Public Key Cryptography
You need first to understand the principle of public key cryptography. Both the server and the client has it's own public key and (secret/private) key.
The public key can be used for two things.
- Encrypt data to reciption.
- Verify received data from sender or other signed data, such as signed certificates.
The private key can also be used for two things.
- Decrypt received data from sender.
- Sign data to receiver or other data such as signed certificates.
When your sending data to a reciption the following steps are followed:
- The sender sign the data with his private key.
- The sender encrypt's data with reciptions public key
- The receiver decrypt's data with his private key.
- The receiver verify senders signature with senders public key.
A certificate is a «digital document» that verify ownership of the public key, the certificate is signed the same way as other data in public key cryptography. And the certificates can signed in by private key that belong to another certificate that's signed by a third certificate, this is called a certificate chain
Let's take a example, the certificate issuer sends a certificate to a webhost. The certificate that belongs to the certificate issuer is signed by a certificate authority private key. The following steps will be completed.
- The certificate authority creates a public key pair with belonging certificate. (Root-certificate)
- The certificate authority sign it's own certificate with his private key. (Self-signed)
- The certificate issuer creates a public key pair with belonging certificate.
- The certificate authority sign certificate issuers certificate with his private key.
- The webhost creates a public key pair with belonging certificate.
- The certificate issuer sign webhosts certificate with his private key.
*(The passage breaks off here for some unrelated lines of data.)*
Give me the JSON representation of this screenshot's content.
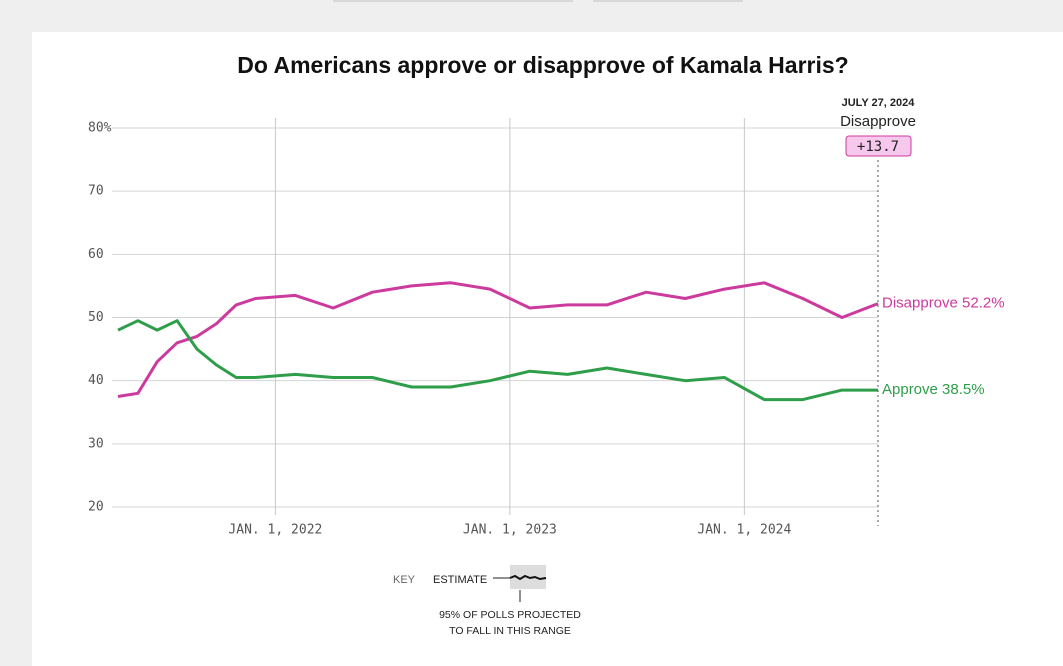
{
  "chart_data": {
    "type": "line",
    "title": "Do Americans approve or disapprove of Kamala Harris?",
    "x": [
      "2021-05-01",
      "2021-06-01",
      "2021-07-01",
      "2021-08-01",
      "2021-09-01",
      "2021-10-01",
      "2021-11-01",
      "2021-12-01",
      "2022-02-01",
      "2022-04-01",
      "2022-06-01",
      "2022-08-01",
      "2022-10-01",
      "2022-12-01",
      "2023-02-01",
      "2023-04-01",
      "2023-06-01",
      "2023-08-01",
      "2023-10-01",
      "2023-12-01",
      "2024-02-01",
      "2024-04-01",
      "2024-06-01",
      "2024-07-27"
    ],
    "series": [
      {
        "name": "Disapprove",
        "color": "#cc3a9e",
        "end_label": "Disapprove 52.2%",
        "values": [
          37.5,
          38,
          43,
          46,
          47,
          49,
          52,
          53,
          53.5,
          51.5,
          54,
          55,
          55.5,
          54.5,
          51.5,
          52,
          52,
          54,
          53,
          54.5,
          55.5,
          53,
          50,
          52.2
        ]
      },
      {
        "name": "Approve",
        "color": "#2f9e4a",
        "end_label": "Approve 38.5%",
        "values": [
          48,
          49.5,
          48,
          49.5,
          45,
          42.5,
          40.5,
          40.5,
          41,
          40.5,
          40.5,
          39,
          39,
          40,
          41.5,
          41,
          42,
          41,
          40,
          40.5,
          37,
          37,
          38.5,
          38.5
        ]
      }
    ],
    "xlim": [
      "2021-05-01",
      "2024-07-27"
    ],
    "xticks": [
      {
        "value": "2022-01-01",
        "label": "JAN. 1, 2022"
      },
      {
        "value": "2023-01-01",
        "label": "JAN. 1, 2023"
      },
      {
        "value": "2024-01-01",
        "label": "JAN. 1, 2024"
      }
    ],
    "ylim": [
      20,
      80
    ],
    "yticks": [
      {
        "value": 80,
        "label": "80%"
      },
      70,
      60,
      50,
      40,
      30,
      20
    ],
    "grid": true,
    "annotation": {
      "date": "JULY 27, 2024",
      "leader": "Disapprove",
      "margin": "+13.7"
    },
    "key": {
      "title": "KEY",
      "estimate": "ESTIMATE",
      "range_line1": "95% OF POLLS PROJECTED",
      "range_line2": "TO FALL IN THIS RANGE"
    }
  }
}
This is called a certificate chain, if the certificate of the certificate autority is a trusted certificate, then the webhost's certificate is trusted. This chain can be expanded infinity.
Transport layer security
- If there is a intercepting proxy between the web server and the client, mostly the proxy uses its own signed certificates which the client may or may not trust. Then why don't proxy just take the certificate from server and forward it to client so the client will trust it. Also if the private key is only held by the server, then how come an intermediary give its own certificate and decrypt the message?
Because there is a public key that belongs to the certificate send by the server, the client will encrypt data using the public key of the server, and the middle-man can not decrypt the data send by the client since the middle-man don't have the private key of the server.
- The signature hash generated by the private key can be decrypted with a public key. Can't someone decrypt that other then the client and can see the signature?
The signature is not encrypted, so you cannot decrypt it. But you can verify it using the public key of the sender, and everyone who has the public key to the sender can verify the signature.
- Does the client already has the public key with which it starts the encrypted message or do it first ask the server?
Normally the public key and the certificate is exchanged under the handshake of the TLS session. But it's possible to pre generate a certificate and giving the server that certificate before the TLS handshake. For example is this used in OpenSSH server.